OPENING OF LETTER OF CREDIT :-
International trade is financed through the letter of credit, which is quiet simple.
Following is the procedure of issuing a letter of credit :

1. Sales Contract :-
If exporter of any country agrees to sell any particular commodity to the importer of the other country. They will do an agreement.

2. Documents Preparation :-
Now they will prepare the contract documents. Importer will get performa and will provide all the particulars of contract in the performa.

3. Contact With The Bank :-
The importer will contact with the bank and will provide all the documents regarding the agreement and will request for the letter of credit.

4. Application Form :-
The bank will provide an application form if it finds that documents are correct. The importer will submit application form with necessary details disclosed between the importer and exporter like shipment insurance and total value of goods. The applicant will request to open an L.C in favor of exporters.

5. Undertaking From Importer :-
The opening bank obtains an undertaking from the applicant that he will purchase the documents from the bank at the "Markup" price fixed by the State Bank.

6. Margin Requirements :-
If the goods are imported according to the margin requirements, then importer will be asked to deposit the same amount. The margin requirements generally very from 10 to 25% of the total amount for which the L.C is opened. It is refundable amount.

7. Issuance Of L.C :-
The bank writes the L.C after the completion of formalities. It is in a printed for form. The bank prepares its four copies and these are distributed among the four parties.

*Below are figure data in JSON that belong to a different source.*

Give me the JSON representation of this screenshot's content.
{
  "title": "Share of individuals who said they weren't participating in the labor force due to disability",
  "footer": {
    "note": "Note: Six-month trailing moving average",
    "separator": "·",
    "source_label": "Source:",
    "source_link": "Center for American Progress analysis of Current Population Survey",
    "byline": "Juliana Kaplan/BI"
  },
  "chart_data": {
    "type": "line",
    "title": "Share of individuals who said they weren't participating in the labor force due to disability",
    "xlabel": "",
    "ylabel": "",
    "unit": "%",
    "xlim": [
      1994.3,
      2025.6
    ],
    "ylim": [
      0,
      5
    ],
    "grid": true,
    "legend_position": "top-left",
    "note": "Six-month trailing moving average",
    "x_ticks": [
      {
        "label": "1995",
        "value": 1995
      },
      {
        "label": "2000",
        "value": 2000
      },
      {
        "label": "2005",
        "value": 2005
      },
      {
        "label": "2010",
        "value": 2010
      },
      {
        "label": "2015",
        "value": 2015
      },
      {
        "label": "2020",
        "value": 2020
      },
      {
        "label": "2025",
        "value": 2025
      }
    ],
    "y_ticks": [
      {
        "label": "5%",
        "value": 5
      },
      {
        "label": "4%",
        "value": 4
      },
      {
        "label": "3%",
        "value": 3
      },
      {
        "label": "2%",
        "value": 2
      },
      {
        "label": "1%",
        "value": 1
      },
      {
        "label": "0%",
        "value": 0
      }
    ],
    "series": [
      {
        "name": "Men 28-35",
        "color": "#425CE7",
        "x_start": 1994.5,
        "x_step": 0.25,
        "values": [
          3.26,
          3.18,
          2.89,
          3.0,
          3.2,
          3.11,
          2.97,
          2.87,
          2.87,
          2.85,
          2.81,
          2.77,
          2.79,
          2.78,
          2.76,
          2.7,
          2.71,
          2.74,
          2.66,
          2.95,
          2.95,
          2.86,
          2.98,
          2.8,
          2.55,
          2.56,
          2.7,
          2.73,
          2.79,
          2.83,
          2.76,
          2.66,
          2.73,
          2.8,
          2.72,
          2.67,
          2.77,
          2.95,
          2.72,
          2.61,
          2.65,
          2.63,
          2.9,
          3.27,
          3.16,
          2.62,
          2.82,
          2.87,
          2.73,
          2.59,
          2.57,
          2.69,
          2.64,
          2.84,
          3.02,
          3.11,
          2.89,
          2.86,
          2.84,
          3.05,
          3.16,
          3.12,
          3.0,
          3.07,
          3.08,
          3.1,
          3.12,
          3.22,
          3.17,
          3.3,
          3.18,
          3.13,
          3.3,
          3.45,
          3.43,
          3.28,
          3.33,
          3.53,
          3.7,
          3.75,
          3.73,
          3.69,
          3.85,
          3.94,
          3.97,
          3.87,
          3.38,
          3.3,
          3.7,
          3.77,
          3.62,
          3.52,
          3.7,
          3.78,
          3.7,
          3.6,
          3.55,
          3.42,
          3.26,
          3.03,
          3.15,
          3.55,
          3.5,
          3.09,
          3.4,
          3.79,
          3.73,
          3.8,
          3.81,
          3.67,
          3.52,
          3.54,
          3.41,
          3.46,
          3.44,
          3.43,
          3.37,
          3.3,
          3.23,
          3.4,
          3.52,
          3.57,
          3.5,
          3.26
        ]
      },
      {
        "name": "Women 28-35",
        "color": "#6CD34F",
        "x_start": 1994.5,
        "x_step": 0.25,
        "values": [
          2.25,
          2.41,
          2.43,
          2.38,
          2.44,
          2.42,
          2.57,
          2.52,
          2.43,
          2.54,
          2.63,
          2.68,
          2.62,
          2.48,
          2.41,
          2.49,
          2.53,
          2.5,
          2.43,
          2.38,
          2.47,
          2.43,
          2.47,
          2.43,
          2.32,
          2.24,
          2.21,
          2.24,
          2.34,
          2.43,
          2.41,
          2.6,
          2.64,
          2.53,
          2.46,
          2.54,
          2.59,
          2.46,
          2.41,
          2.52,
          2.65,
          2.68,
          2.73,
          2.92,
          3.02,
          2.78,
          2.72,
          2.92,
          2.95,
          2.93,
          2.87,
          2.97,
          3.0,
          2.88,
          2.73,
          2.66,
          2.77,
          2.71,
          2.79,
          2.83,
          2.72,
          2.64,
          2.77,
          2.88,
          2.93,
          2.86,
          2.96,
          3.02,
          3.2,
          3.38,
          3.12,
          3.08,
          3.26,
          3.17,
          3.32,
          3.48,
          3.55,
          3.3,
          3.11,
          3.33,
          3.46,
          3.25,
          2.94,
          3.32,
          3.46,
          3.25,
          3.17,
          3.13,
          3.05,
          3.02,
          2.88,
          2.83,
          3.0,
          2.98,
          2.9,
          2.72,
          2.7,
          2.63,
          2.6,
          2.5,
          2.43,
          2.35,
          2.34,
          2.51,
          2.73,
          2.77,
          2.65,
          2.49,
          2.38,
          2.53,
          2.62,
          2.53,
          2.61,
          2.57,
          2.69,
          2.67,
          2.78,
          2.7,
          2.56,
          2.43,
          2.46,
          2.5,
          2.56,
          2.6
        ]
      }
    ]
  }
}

8. Dispatch And Confirmation Of The L.C :-
The application may be dispatched in the first place by telecommunication and then confirmed in writing by sending the original L.C. Now we can explain it further by the following example :

Example : Suppose Indian importer got the L.C in favor of U.S.A exporter in New York, authorizing him to draw sight draft. The bank will transit the L.C to exporter through bank in New York.

9. Obtaining Of Documents And Shipment :-

Exporter will send the goods by ship and will get the receipt from the shipping and insurance company. He will complete all the documents mentioned in L.C.

10. Submission Of Draft And Documents :-
The exporter will submit his bill and other documents to the bank in New York.

11. Payment :-
The paying bank will examine all the documents according the terms and conditions mentioned in the letter of credit. and will forward all the documents to the opening bank In India.


NOTE :-  In some countries interest free banking system is working. So the negotiation of the documents by the negotiating bank means the sale of the same by the importer to the issuing bank for the amount  of the draft plus all the charges of banks. Moreover, it means that the importer has simultaneously bought back from the bank the said documents at the aforesaid sale price plus markup on the net amount less then amount of margin.